Danny Salazar and T.J. House are each in their first full Major League seasons and even with 25 to 30 more innings, should be well within their comfort zones. Of the total innings above, 60.2 of Salazar’s were in the minors, where he breezed through AAA hitters. Both pitchers should maintain strength throughout the rest of September, leaving them able to pitch at their highest level when the Indians need it most.
Carlos Carrasco may be the best situation out of the whole group and, like Justin Masterson and Zach McAllister’s wasted seasons, something good has come out of something bad. Because Carrasco could not throw more than three solid innings in a start in April, he was relegated to the bullpen for much of the season. This was the greatest thing that could have happened to him, mostly because he was able to regain his confidence. Since being placed back into the rotation, Carrasco has been even better than Kluber, posting a 0.74 ERA as a starter in August compared to Kluber’s 2.10. In addition, because of his extended time in the bullpen, he has now thrown just under 90 innings this year. After throwing more than 118 last season and missing 2012 to Tommy John surgery, Carrasco should be the Indians strongest starter going for the rest of the year. While it may be extreme, if Carrasco can continue this trend, he could be the Indians best option for a single win going into October. Like Ubaldo Jimenez replaced Masterson at the end of 2013, Carrasco could be a solid option over a worn out Kluber.

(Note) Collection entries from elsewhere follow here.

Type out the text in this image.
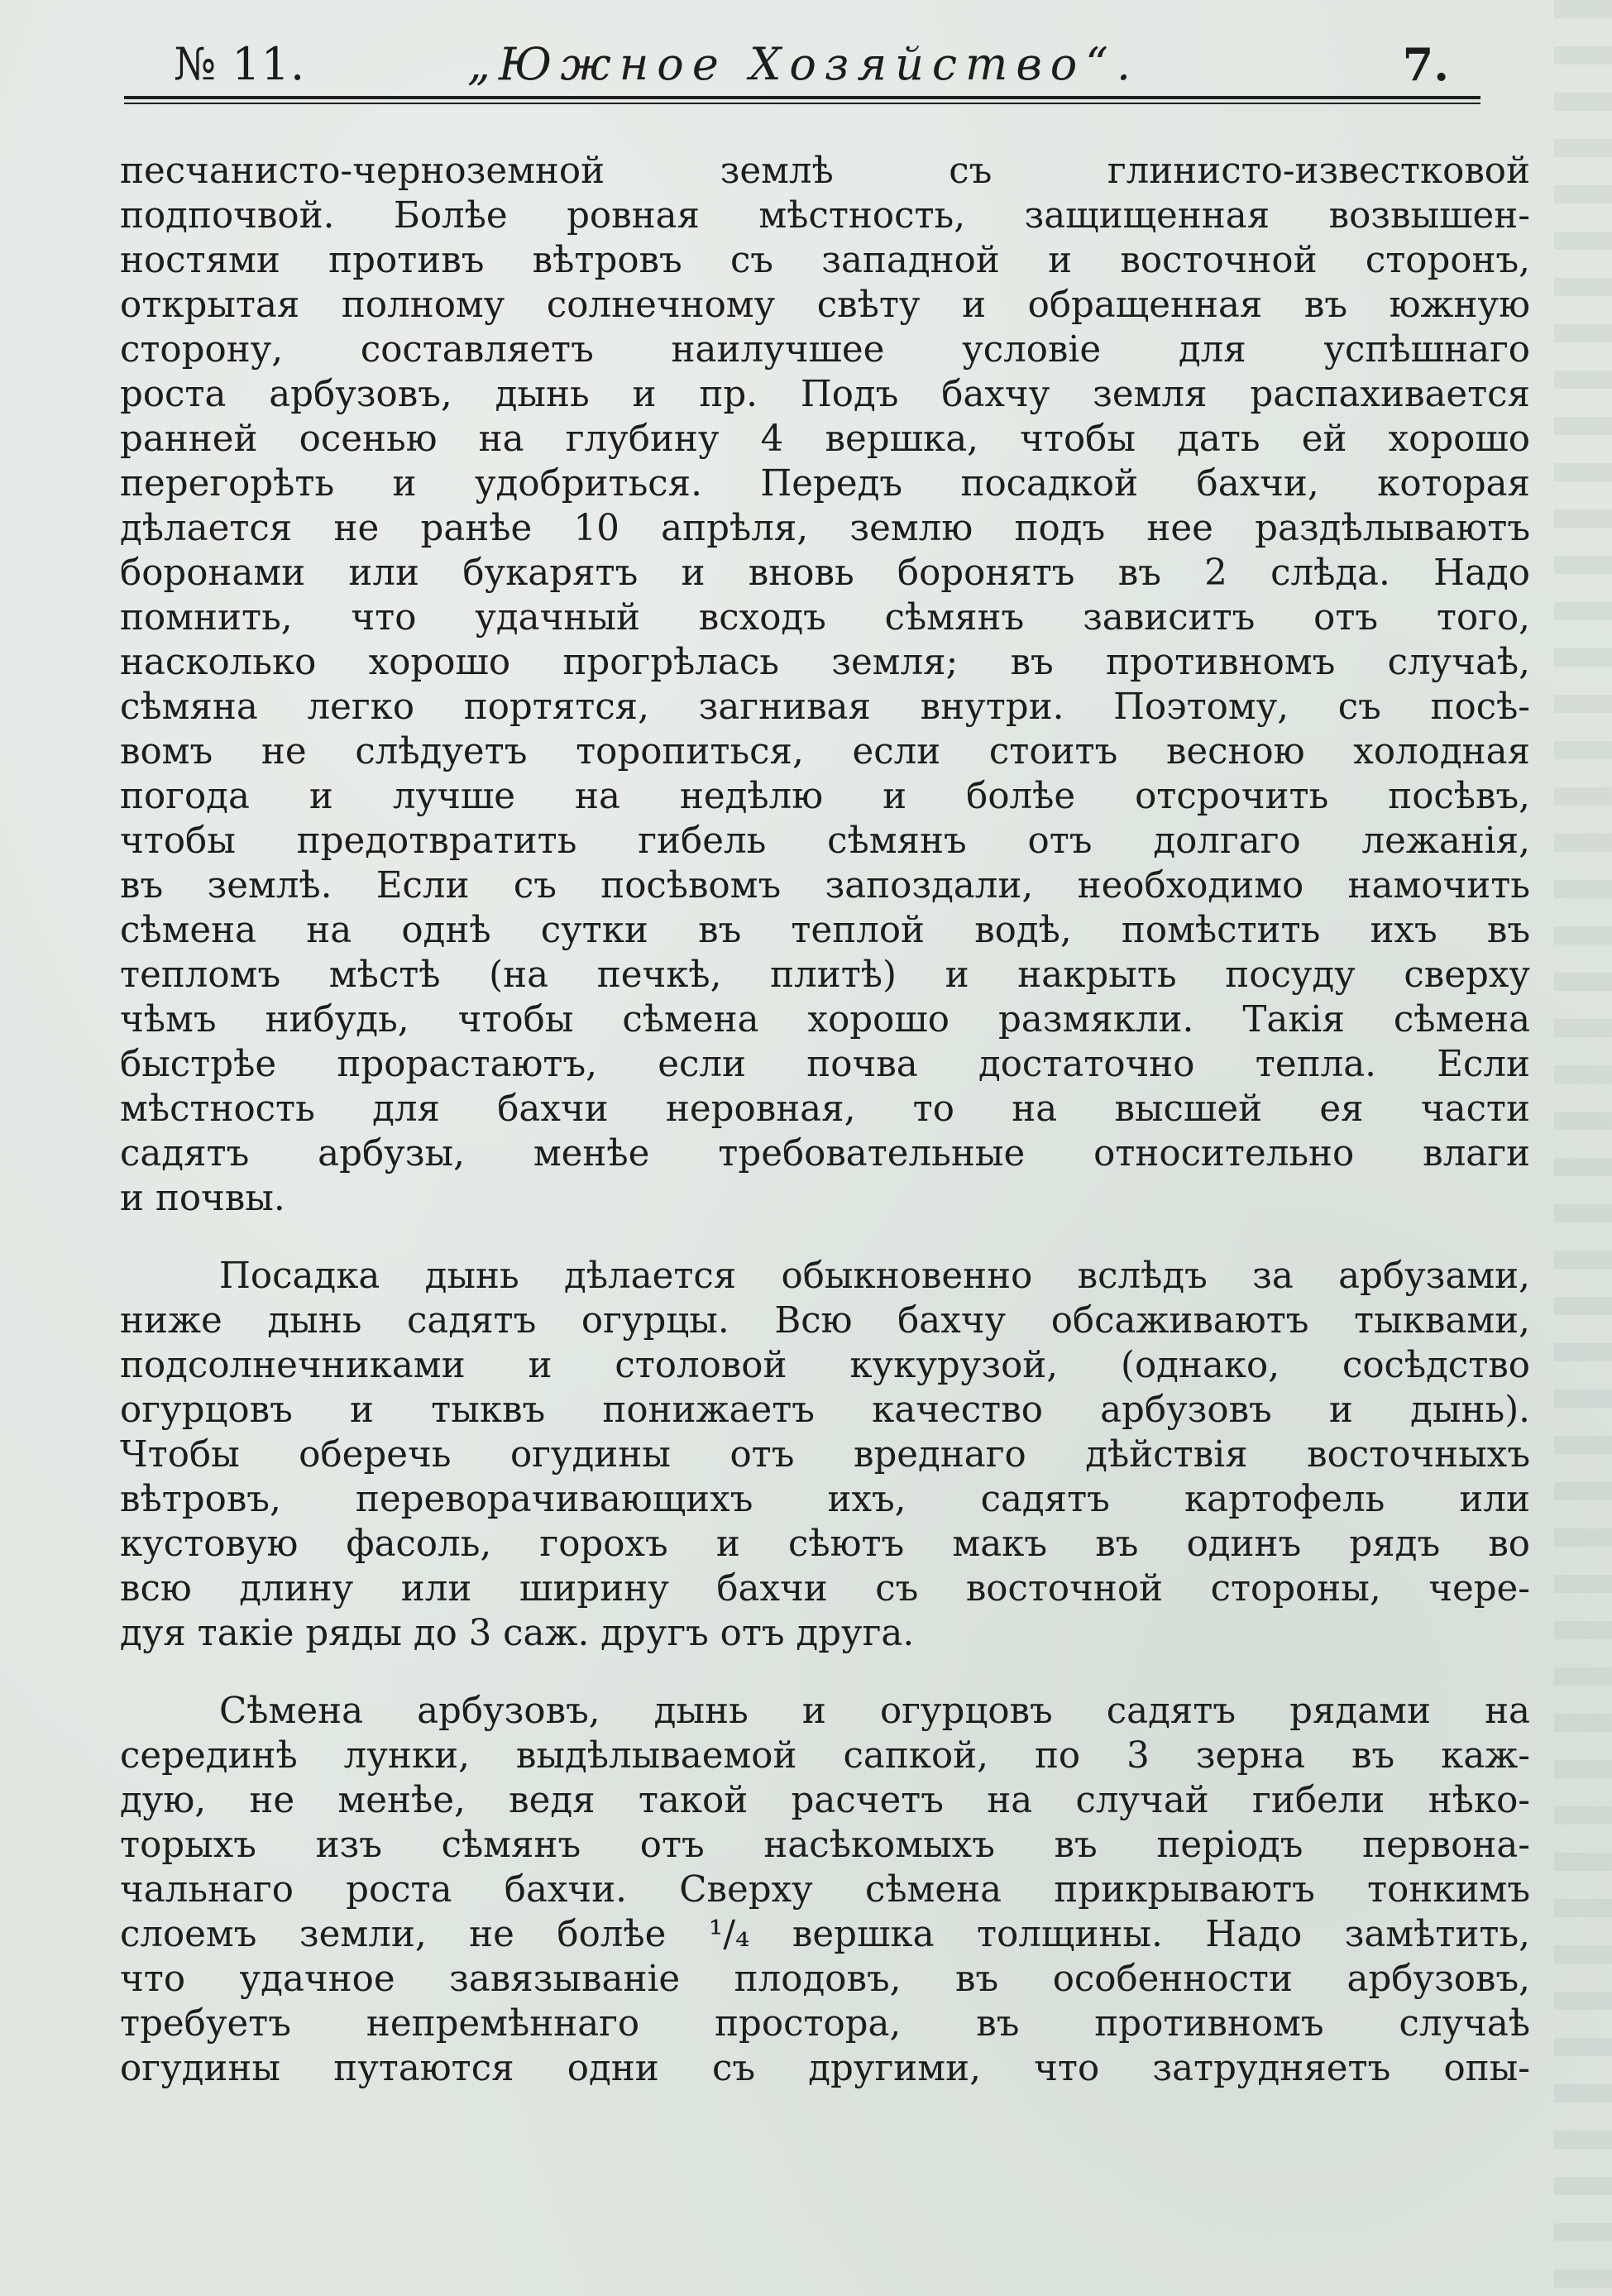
№ 11.	„Южное Хозяйство“.	7.

песчанисто-черноземной землѣ съ глинисто-известковой

подпочвой. Болѣе ровная мѣстность, защищенная возвышен-

ностями противъ вѣтровъ съ западной и восточной сторонъ,

открытая полному солнечному свѣту и обращенная въ южную

сторону, составляетъ наилучшее условіе для успѣшнаго

роста арбузовъ, дынь и пр. Подъ бахчу земля распахивается

ранней осенью на глубину 4 вершка, чтобы дать ей хорошо

перегорѣть и удобриться. Передъ посадкой бахчи, которая

дѣлается не ранѣе 10 апрѣля, землю подъ нее раздѣлываютъ

боронами или букарятъ и вновь боронятъ въ 2 слѣда. Надо

помнить, что удачный всходъ сѣмянъ зависитъ отъ того,

насколько хорошо прогрѣлась земля; въ противномъ случаѣ,

сѣмяна легко портятся, загнивая внутри. Поэтому, съ посѣ-

вомъ не слѣдуетъ торопиться, если стоитъ весною холодная

погода и лучше на недѣлю и болѣе отсрочить посѣвъ,

чтобы предотвратить гибель сѣмянъ отъ долгаго лежанія,

въ землѣ. Если съ посѣвомъ запоздали, необходимо намочить

сѣмена на однѣ сутки въ теплой водѣ, помѣстить ихъ въ

тепломъ мѣстѣ (на печкѣ, плитѣ) и накрыть посуду сверху

чѣмъ нибудь, чтобы сѣмена хорошо размякли. Такія сѣмена

быстрѣе прорастаютъ, если почва достаточно тепла. Если

мѣстность для бахчи неровная, то на высшей ея части

садятъ арбузы, менѣе требовательные относительно влаги

и почвы.

Посадка дынь дѣлается обыкновенно вслѣдъ за арбузами,

ниже дынь садятъ огурцы. Всю бахчу обсаживаютъ тыквами,

подсолнечниками и столовой кукурузой, (однако, сосѣдство

огурцовъ и тыквъ понижаетъ качество арбузовъ и дынь).

Чтобы оберечь огудины отъ вреднаго дѣйствія восточныхъ

вѣтровъ, переворачивающихъ ихъ, садятъ картофель или

кустовую фасоль, горохъ и сѣютъ макъ въ одинъ рядъ во

всю длину или ширину бахчи съ восточной стороны, чере-

дуя такіе ряды до 3 саж. другъ отъ друга.

Сѣмена арбузовъ, дынь и огурцовъ садятъ рядами на

серединѣ лунки, выдѣлываемой сапкой, по 3 зерна въ каж-

дую, не менѣе, ведя такой расчетъ на случай гибели нѣко-

торыхъ изъ сѣмянъ отъ насѣкомыхъ въ періодъ первона-

чальнаго роста бахчи. Сверху сѣмена прикрываютъ тонкимъ

слоемъ земли, не болѣе ¹/₄ вершка толщины. Надо замѣтить,

что удачное завязываніе плодовъ, въ особенности арбузовъ,

требуетъ непремѣннаго простора, въ противномъ случаѣ

огудины путаются одни съ другими, что затрудняетъ опы-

For proof of the importance of keeping innings low during the regular season, one needs look no further than Central Division foe and former Cy Young winner, Justin Verlander. In 2011, Verlander was unquestionably the best pitcher in the AL, winning the triple crown and Cy Young with a 2.40 ERA and most importantly 251 innings pitched. This was seven more innings than the previous season and still remains the highest total of his career. As the Tigers went deep into the post season that year, he added another 20.1 innings, but they were not the quality of his previous 251. Against the Yankees and Rangers, Verlander allowed 12 runs in those 20 innings for an ERA above 5.00. This was not a single occurrence either as the same thing happened the following season when he threw 238.1 innings during the regular season, then pitched poorly again in the post season, giving up five runs in four innings against the Giants in the World Series.
There are plenty of other examples as well, including C.C. Sabathia in 2010, 2011 and 2012, Clayton Kershaw in 2013 (Cy Young winner pitched 236 innings with 1.83 ERA, then gave up seven runs in ten innings in the LCS) and Roy Halladay in 2010 (250.2 regular season innings, Cy Young and 2.44 ERA turned into a 4.15 ERA in the LCS). There is no question that even the greatest pitchers in baseball history have a tough time against great teams in the play-offs after tiring themselves out over the regular season. While Corey Kluber may be in this situation, four of the five Tribe starters will be in prime position for the play-offs and if they can indeed get in, they should be poised for a deep run.